NEW YORK – Senate Deputy Leader Michael Gianaris and Assembly Member Pamela J. Hunter are hailing Georgia’s overhaul of its citizen’s arrest law after the February 2020 murder of Ahmaud Arbery during a would-be citizen’s arrest. The two New York legislators have authored legislation (S.3183A/A.6054) to repeal New York’s citizen’s arrest law.

“Citizen’s arrests are a dangerous and historically abused practice that should not be allowed to continue,” said Senate Deputy Leader Michael Gianaris. “It's past time to end laws like this that have been used by racists to advance their bigoted goals. I am pleased Georgia has led the way and look forward to New York enacting our repeal soon.”
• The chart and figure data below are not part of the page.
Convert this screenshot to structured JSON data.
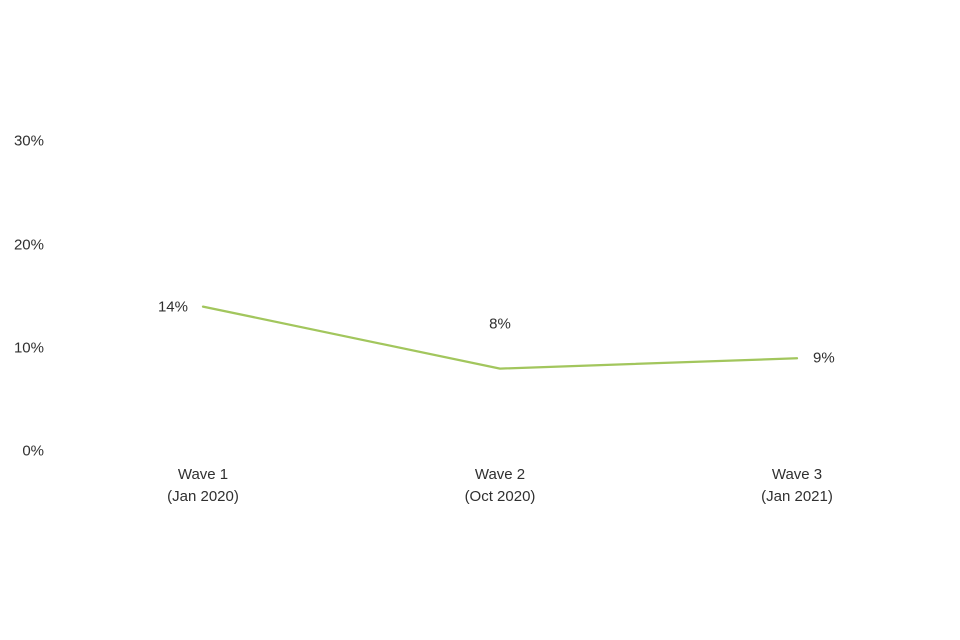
{
  "chart_data": {
    "type": "line",
    "title": "",
    "xlabel": "",
    "ylabel": "",
    "categories": [
      "Wave 1\n(Jan 2020)",
      "Wave 2\n(Oct 2020)",
      "Wave 3\n(Jan 2021)"
    ],
    "series": [
      {
        "name": "series-1",
        "values": [
          14,
          8,
          9
        ],
        "color": "#A2C65D"
      }
    ],
    "data_labels": [
      {
        "text": "14%",
        "placement": "left"
      },
      {
        "text": "8%",
        "placement": "above"
      },
      {
        "text": "9%",
        "placement": "right"
      }
    ],
    "yticks": [
      {
        "label": "30%",
        "value": 30
      },
      {
        "label": "20%",
        "value": 20
      },
      {
        "label": "10%",
        "value": 10
      },
      {
        "label": "0%",
        "value": 0
      }
    ],
    "ylim": [
      0,
      30
    ],
    "grid": false,
    "legend": "none",
    "axis_lines": false,
    "colors": {
      "line": "#A2C65D",
      "text": "#303030",
      "background": "#FFFFFF"
    }
  }
}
“Georgia is making the right move in correcting the longstanding injustice of citizen’s arrest. While events in Georgia inspired citizen’s arrest reform, there is no reason it should stop there,” said Assembly Member Pamela J. Hunter. “As we work towards completing the New York State budget, I look forward to working to get our own reform passed during the remainder of the legislative session.”

Citizen’s arrest laws allow untrained individuals to apprehend alleged suspects. Existing New York State law allows private individuals to arrest someone without a warrant for any crime, at any time of the day. In some circumstances, these individuals do not even need to inform the prospective arrestee of the reason for performing the arrest. Private individuals are also currently authorized by law to use "such physical force as is justifiable" to effectuate the arrest, posing a significant danger to New Yorkers.

Juvenile suspects are subject to similar citizens' arrest provisions. Currently, anyone under the age of sixteen may be taken into custody by a private person for committing an act that would subject an adult to a similar arrest. Juveniles do not need to be informed of the reason for being taken into custody.

In addition to Georgia, efforts to repeal citizens' arrest laws like these are currently underway in Florida and South Carolina.